- Перехват
- Created by: David Gamburg [ru]
- Directed by: Andrei I [ru]
- Presented by: Nikolai Fomenko
- No. of seasons: 1
- No. of episodes: 14

Production
- Executive producer: David Gamburg

Original release
- Network: NTV
- Release: 1997 – 1998

= The Interception =

Russian television game show

The Interception (Перехват; sometimes translated The Intercept) is a Russian game show which aired between 1997 and 1998. The concept was for the contestant to "steal" (actually, be given the keys to) a car and avoid the police for 35 minutes, who were tracking the car's location via a radio transmitter. If the contestant avoided the police, they won the car. The car chase was done in real Moscow streets, and had to obey traffic laws. At its peak, the show had 60 million viewers per episode.

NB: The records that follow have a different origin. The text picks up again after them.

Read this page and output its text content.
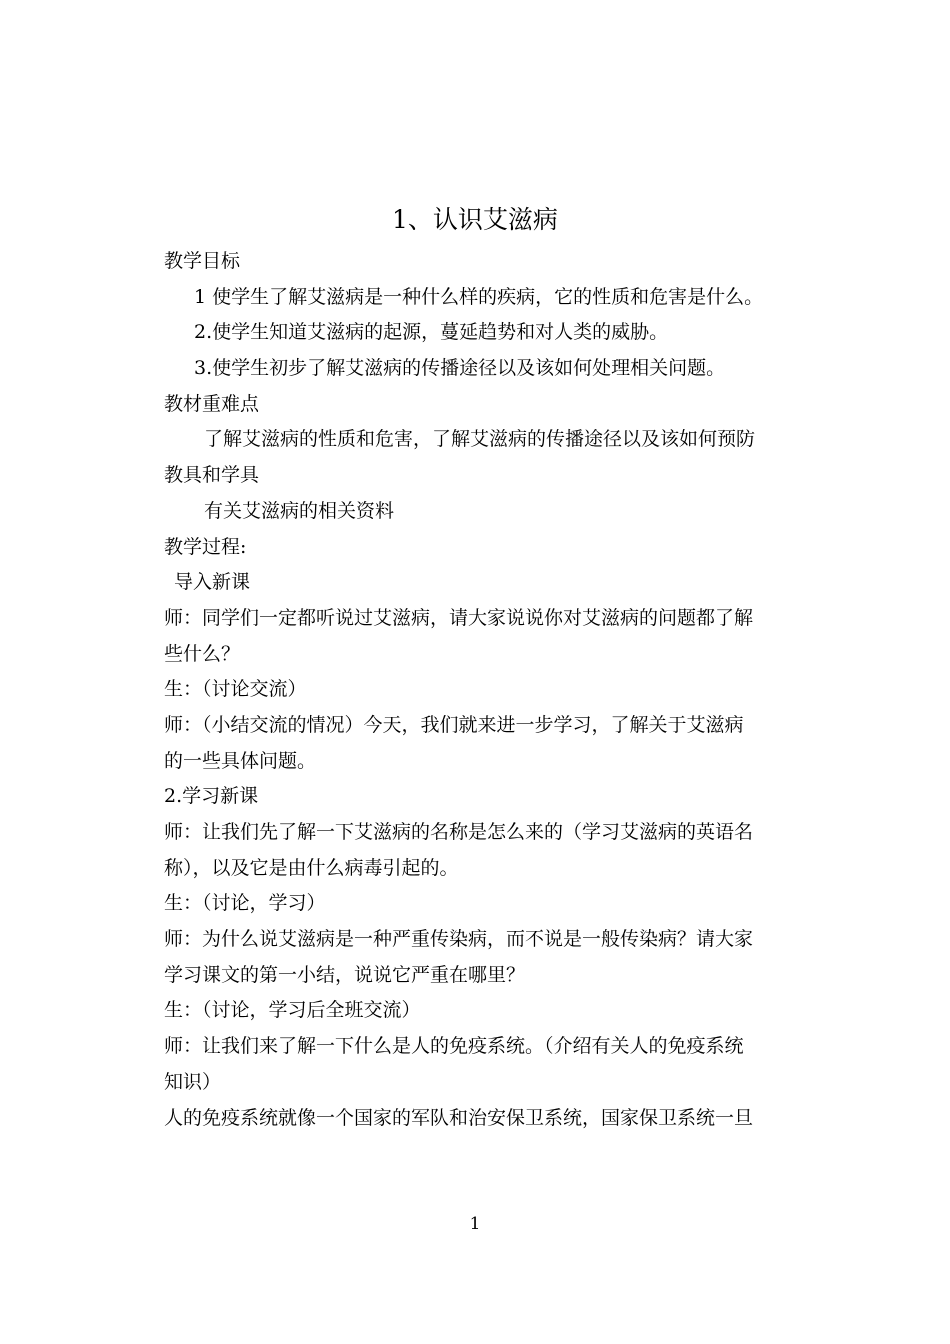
1、认识艾滋病

教学目标

1 使学生了解艾滋病是一种什么样的疾病，它的性质和危害是什么。

2.使学生知道艾滋病的起源，蔓延趋势和对人类的威胁。

3.使学生初步了解艾滋病的传播途径以及该如何处理相关问题。

教材重难点

了解艾滋病的性质和危害，了解艾滋病的传播途径以及该如何预防

教具和学具

有关艾滋病的相关资料

教学过程:

导入新课

师：同学们一定都听说过艾滋病，请大家说说你对艾滋病的问题都了解

些什么？

生：（讨论交流）

师：（小结交流的情况）今天，我们就来进一步学习，了解关于艾滋病

的一些具体问题。

2.学习新课

师：让我们先了解一下艾滋病的名称是怎么来的（学习艾滋病的英语名

称），以及它是由什么病毒引起的。

生：（讨论，学习）

师：为什么说艾滋病是一种严重传染病，而不说是一般传染病？请大家

学习课文的第一小结，说说它严重在哪里？

生：（讨论，学习后全班交流）

师：让我们来了解一下什么是人的免疫系统。（介绍有关人的免疫系统

知识）

人的免疫系统就像一个国家的军队和治安保卫系统，国家保卫系统一旦

1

The show was created with the cooperation of the Main Directorate for Traffic Safety (GAI); the officers chasing the "thief" were not actors. With the odds being heavily tilted against the "thieves" winning the car, the show had the aim of discouraging carjacking, which had become rampant. As the show failed to lower carjacking rates, it was cancelled due to police disinterest. Although its ratings during its run had made it the number one show on NTV, the GAI felt producers made them look like "clowns".